André P. Watté et Raymond Boutin Deux grands bâtisseurs nous ont quittés

Par Guy Des Rochers

Plusieurs pionniers et bâtisseurs sont aujourd’hui des héros méconnus de notre quotidien. Entre autres, c’est le cas de quelques visionnaires grâce à qui le Québec est aujourd’hui un leader incontesté en Amérique du Nord dans le domaine de la collecte et de la gestion des matières résiduelles.

André P. Watté et Raymond Boutin, décédés en 2021, font partie de cette race d’hommes plus grands que nature, dont la passion, la détermination et la créativité apportent encore aujourd’hui de nombreux bénéfices à notre société.

À la tête d’une petite entreprise familiale, Raymond Boutin s’est tenu debout face aux multinationales, pour le plus grand bien de la libre entreprise québécoise, aussi modeste soit-elle. Quant à André P. Watté, l’introduction du bac roulant au Québec, c’est lui qui en est l’instigateur et le maître d’œuvre.

Un visionnaire pragmatique

« Le bac roulant a révolutionné le mode de collecte et de gestion des matières résiduelles au Québec, et nous sommes les premiers en Amérique du Nord à l’avoir adopté », affirme Léo Fradette, qui a été directeur général de l’Association des entrepreneurs en services sanitaires du Québec de 1981 à 1990 et qui siège actuellement au conseil d’administration de RECYC-QUÉBEC.

À l’époque, André P. Watté, Belge d’origine, était le représentant au Québec de l’entreprise SSI Schaefer, système international, un fabricant de bacs roulants établi en Allemagne.

« Quelques entrepreneurs québécois avaient pris contact avec M. Watté à l’occasion d’expositions en Europe, au milieu des années 1980, et souhaitaient l’implantation au Québec du bac roulant, explique M. Fradette. M. Watté, qui était un visionnaire pragmatique, avait d’abord proposé à la Ville de Drummondville un essai pour une période d’environ six mois, sans frais, auprès de 3 000 foyers, avec la collaboration de son collecteur, la société Cascades. Ce projet-pilote à Drummondville a été l’amorce d’une petite révolution au Québec. »

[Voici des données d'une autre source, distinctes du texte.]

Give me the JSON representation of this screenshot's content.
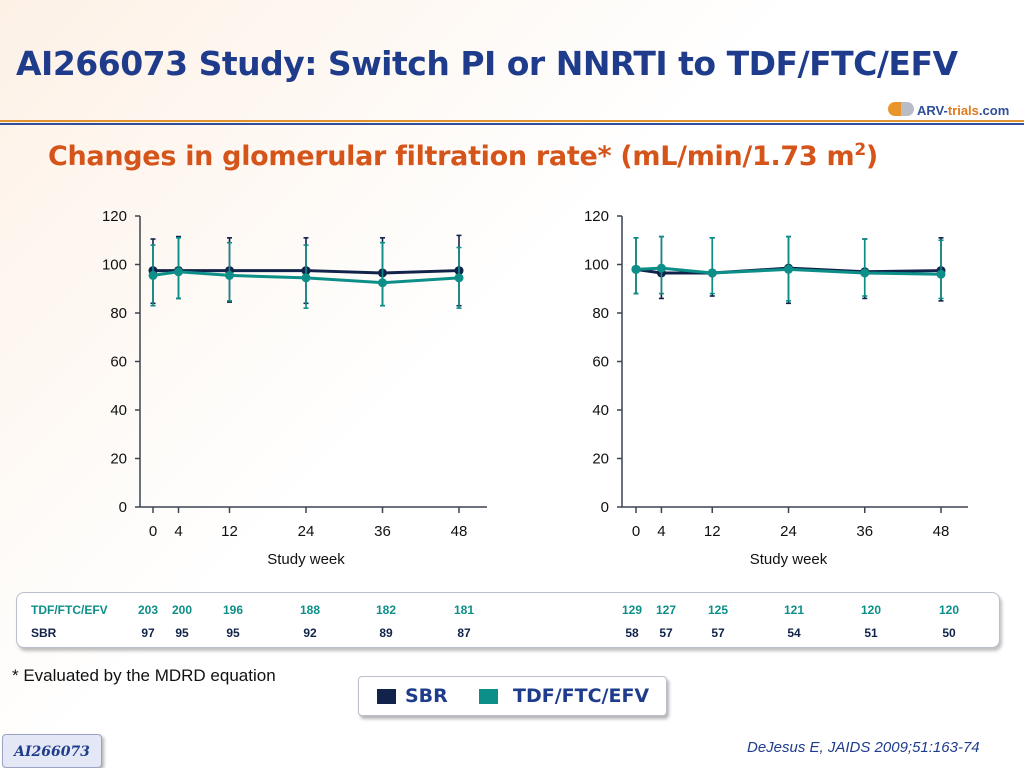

Un verseur universel fait au Québec

« C’est M. Watté qui m’a demandé, en 1988, de travailler avec lui pour l’entreprise Schaefer », relate non sans émotion Daniel Gingras.

« Moi, j’étais un vidangeur au sein de notre petite entreprise familiale de collecte des déchets, à Saint-Ubalde, dans le comté de Portneuf. Quelle présence avait cet homme ! Quelle culture ! Il était, selon moi, le meilleur vendeur au monde. Quand tu l’écoutais parler, tu pensais qu’il “pétait de la broue”, mais c’était tout vrai, ce qu’il avançait ! », ajoute M. Gingras, visiblement admiratif de cet homme qui, selon lui, a eu une grande influence sur sa vie et celle de sa famille.

« Il a changé notre destin, évoque Daniel Gingras. Mon père Apollinaire, mon frère Mario, mon oncle Serge et moi-même avons créé l’entreprise Les Bras de fer Gingras. À l’époque, le principal obstacle à l’introduction du bac roulant, c’était sa levée. Aujourd’hui, 99,9 % des camions de collecte sont équipés d’un verseur de type universel des Bras de fer Gingras. Les Allemands possédaient un verseur extraordinaire, mais il coûtait 35 000 $ ! Mon oncle, qui savait à peine lire, mais qui était un inventeur né, a dit : “On va faire un verseur, puisqu’il n’en existe pas ici.” Pour 3 500 $, le nôtre s’adaptait à nos intempéries et à toutes sortes de camions, à chargement arrière comme à chargement latéral. »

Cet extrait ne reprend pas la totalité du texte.